By all accounts, Ed Holder, the MP for London West, is popular among his colleagues from all sides of the house. He is also, I am told, popular back in London, where, in 2008, he upset Liberal incumbent Sue Barnes and then successfully defended his seat in 2011. But Holder, like, I suspect, a lot of Conservative backbench MPs who work hard and are popular enough back home in their constituencies, has had to take some uncomfortable questions from his voters about some recent behaviour by Veterans Affairs Minister Julian Fantino [Video here gives a you flavour of how upset veterans are] Fantino issued an apology himself today.
Londoners would know Fantino, of course, because Fantino used to be the city’s chief of police.
Today, Holder issued the latest issue of his electronic newsletter “Holder’s Happenings” with this opening anecdote/explanation about Fantino. I find it noteworthy for his tone but also for its substance. Conservative MPs, I’m pretty sure, cannot be seen to be uncaring about veterans:
This week, I received a copy of a book from a World War II Veteran who now lives in British Columbia. The gentleman’s name is Frederick Price and the book he has written, Wounded…Three Times in 70 Days, reflects on his memories and experiences during the War. What is particularly poignant is that he served with my Dad – Donald Holder and my Uncle Byron Holder with the New Brunswick Rangers Regiment. They enlisted on September 01, 1939 when war was declared against Hitler. I suppose in some ways it was new and exciting for them; it certainly was a slow time economically where my Dad came from (Holderville if you didn’t know) and in the advent of the depression and with the prospect of a job, an adventure and a sense of doing the right thing, they enlisted. So did my Mom’s brother, Chuck McIntyre, from Glace Bay, Cape Breton who enlisted with the 48th Highlanders. Fast forward to 1962 and I am eight years old. I went up to the attic in our house, opened up a trunk and discovered my Dad’s medals and dog tags. I rushed downstairs declaring my dad a hero. He said “I’m no hero, son”. I protested that he had medals so he had to be a hero. He gently pushed back and challenged me to do ‘good things’ out there when I grew up and I would get my own medals.
You see, Dad never talked about the war. I now know it was because his brother, Byron never came home. He is buried in Belgium at the cemetery in Ardagem along with 700 other Canadian soldiers. I had the personal honour to visit my uncle’s gravesite and will forever respect his service and the memories of the others who also never came home. How can we not also honour today’s Veterans and their families who have sacrificed so much in the name of Canadian values and to make this world a better place?

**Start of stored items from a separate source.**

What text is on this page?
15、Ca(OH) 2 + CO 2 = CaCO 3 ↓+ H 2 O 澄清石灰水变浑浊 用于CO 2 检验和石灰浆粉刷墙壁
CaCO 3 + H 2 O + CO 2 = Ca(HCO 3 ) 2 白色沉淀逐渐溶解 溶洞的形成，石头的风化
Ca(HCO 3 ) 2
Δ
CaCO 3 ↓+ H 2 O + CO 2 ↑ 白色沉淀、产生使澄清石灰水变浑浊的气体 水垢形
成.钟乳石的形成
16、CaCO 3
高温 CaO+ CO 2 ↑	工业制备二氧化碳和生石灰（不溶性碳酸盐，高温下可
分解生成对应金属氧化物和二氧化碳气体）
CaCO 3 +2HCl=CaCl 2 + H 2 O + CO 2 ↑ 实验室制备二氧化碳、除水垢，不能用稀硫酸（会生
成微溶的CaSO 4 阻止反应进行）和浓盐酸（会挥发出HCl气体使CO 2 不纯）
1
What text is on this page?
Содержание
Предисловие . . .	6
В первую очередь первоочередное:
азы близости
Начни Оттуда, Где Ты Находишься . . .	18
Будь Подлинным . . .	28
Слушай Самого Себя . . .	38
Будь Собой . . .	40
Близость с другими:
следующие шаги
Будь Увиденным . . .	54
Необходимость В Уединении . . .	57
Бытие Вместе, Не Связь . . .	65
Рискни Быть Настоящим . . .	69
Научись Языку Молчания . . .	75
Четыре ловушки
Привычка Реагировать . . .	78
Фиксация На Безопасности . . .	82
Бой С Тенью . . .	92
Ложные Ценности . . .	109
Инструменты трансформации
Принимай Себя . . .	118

I have the most profound respect for our Veterans – and I say with conviction as do all Members of Parliament. I know that to be the case. Emotions were pretty evident this week in the House when one of the most honourable people I know, Minister Julian Fantino apologized for a perceived slight to several Veterans. You all know the Chief. He spent many years in charge of our London Police Service and served our community with distinction. He put the needs of Londoners first. He served in several other forces including his role as Commissioner of the Ontario Provincial Police. Julian has the deepest respect for Veterans as he continues leading a review of the New Veterans Charter. It’s interesting that much of the perception of how Veterans are regarded by the government centres around the closing of 9 Veterans Affairs offices across Canada. The decision was made to provide greater support for Veterans by utilizing every Service Canada Centre across Canada. That number is around 650 offices. As well, for those Veterans who require a home visit, they will be more easily accommodated. That’s the plan, and as we work through providing a consistent level of service across the country, I believe our Veterans will be better served. I think if you reflect on the levels of benefits available to Veterans today, you know they are significantly greater than at any time in Canada’s military history. To honour the memories of my father, Uncle Byron, Uncle Chuck – and to honour the service of Frederick Price, all Veterans, and those who died in the service of Canada, that is how it should be.